The deal is done. But what does it mean for the funding of American foreign policy priorities?

The fiscal cliff deal reached at the 11th hour calls for an income tax hike on people earning more than $400,000 and delays a series of dramatic budget cuts known as “sequestration” until March 1. Sequestration was the damaclean sword dangling above the heads of members of congress that would slash domestic and defense spending if a deal was not reached.

Even without sequestration, the fiscal cliff deal includes what amounts to a $12 billion cut to defense and non-defense spending over the next two years. $6 billion will come from the defense; $6 billion from all other discretionary accounts.
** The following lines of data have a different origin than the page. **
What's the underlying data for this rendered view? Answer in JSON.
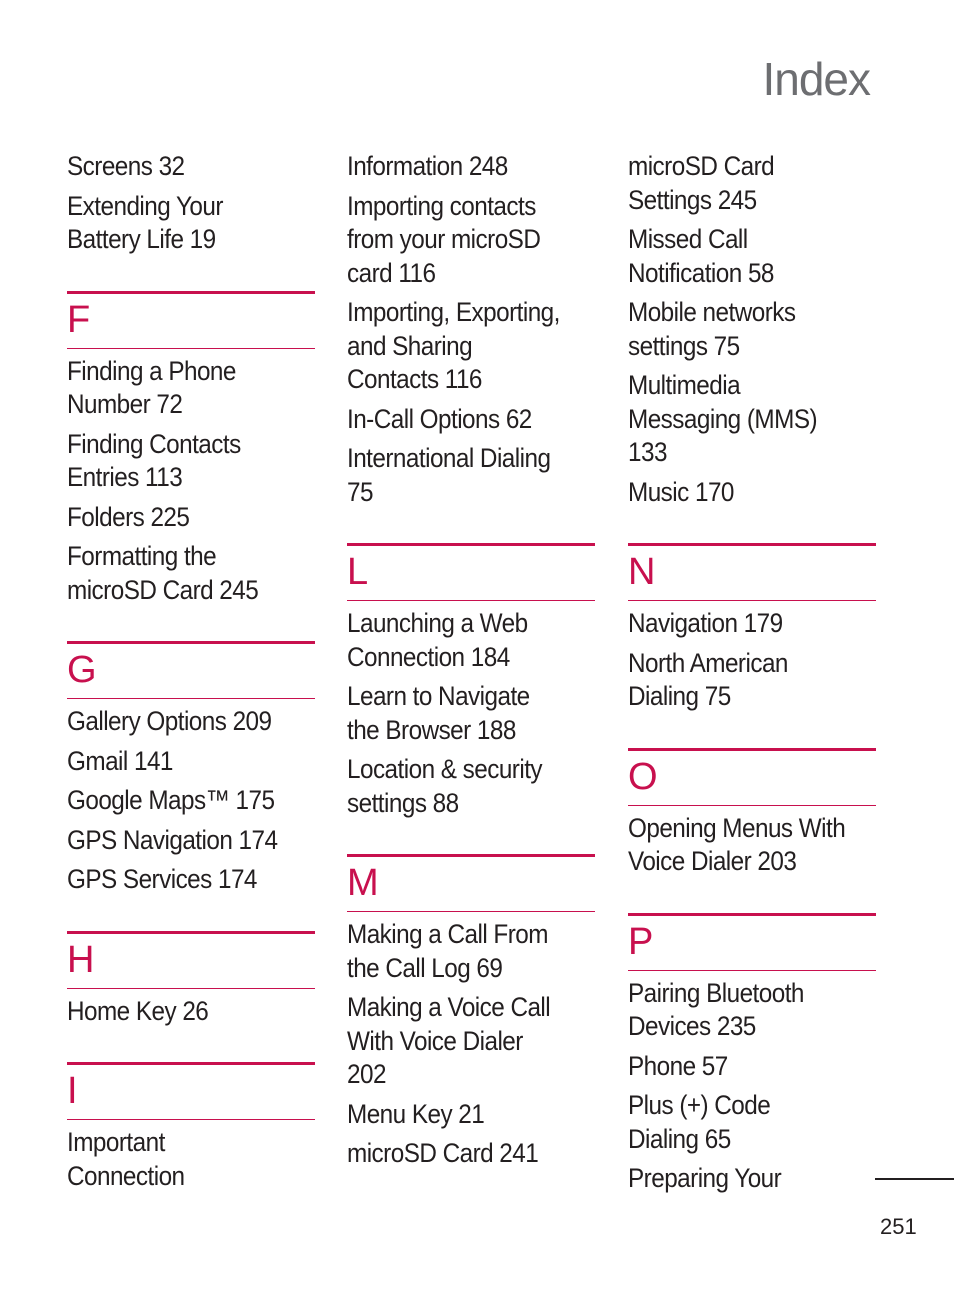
{
  "page": {
    "title": "Index",
    "page_number": "251",
    "accent_color": "#C8104E"
  },
  "columns": [
    {
      "lead_entries": [
        "Screens 32",
        "Extending Your\nBattery Life 19"
      ],
      "sections": [
        {
          "letter": "F",
          "entries": [
            "Finding a Phone\nNumber 72",
            "Finding Contacts\nEntries 113",
            "Folders 225",
            "Formatting the\nmicroSD Card 245"
          ]
        },
        {
          "letter": "G",
          "entries": [
            "Gallery Options 209",
            "Gmail 141",
            "Google Maps™ 175",
            "GPS Navigation 174",
            "GPS Services 174"
          ]
        },
        {
          "letter": "H",
          "entries": [
            "Home Key 26"
          ]
        },
        {
          "letter": "I",
          "entries": [
            "Important\nConnection"
          ]
        }
      ]
    },
    {
      "lead_entries": [
        "Information 248",
        "Importing contacts\nfrom your microSD\ncard 116",
        "Importing, Exporting,\nand Sharing\nContacts 116",
        "In-Call Options 62",
        "International Dialing\n75"
      ],
      "sections": [
        {
          "letter": "L",
          "entries": [
            "Launching a Web\nConnection 184",
            "Learn to Navigate\nthe Browser 188",
            "Location & security\nsettings 88"
          ]
        },
        {
          "letter": "M",
          "entries": [
            "Making a Call From\nthe Call Log 69",
            "Making a Voice Call\nWith Voice Dialer\n202",
            "Menu Key 21",
            "microSD Card 241"
          ]
        }
      ]
    },
    {
      "lead_entries": [
        "microSD Card\nSettings 245",
        "Missed Call\nNotification 58",
        "Mobile networks\nsettings 75",
        "Multimedia\nMessaging (MMS)\n133",
        "Music 170"
      ],
      "sections": [
        {
          "letter": "N",
          "entries": [
            "Navigation 179",
            "North American\nDialing 75"
          ]
        },
        {
          "letter": "O",
          "entries": [
            "Opening Menus With\nVoice Dialer 203"
          ]
        },
        {
          "letter": "P",
          "entries": [
            "Pairing Bluetooth\nDevices 235",
            "Phone 57",
            "Plus (+) Code\nDialing 65",
            "Preparing Your"
          ]
        }
      ]
    }
  ]
}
So these funding cuts equate to roughly $3 billion per year for non-defense spending.  “As international affairs spending is about 10 percent of non-defense discretionary spending, the cuts would presumably be about $300 million per year if applied across the board,” says Jordie Hannum, director of the Better World Campaign.  This could mean significant cuts to the State Department budget, UN funding, international development projects, humanitarian funding and global health.

There is no guarantee that these cuts would necessarily occur proportionally across the board, but it is reasonable to extrapolate that the International Affairs budget — which currently is about $50 billion — will take a hit of several hundred millions of dollars.

Ed note. This post was updated to include a clarifying quote.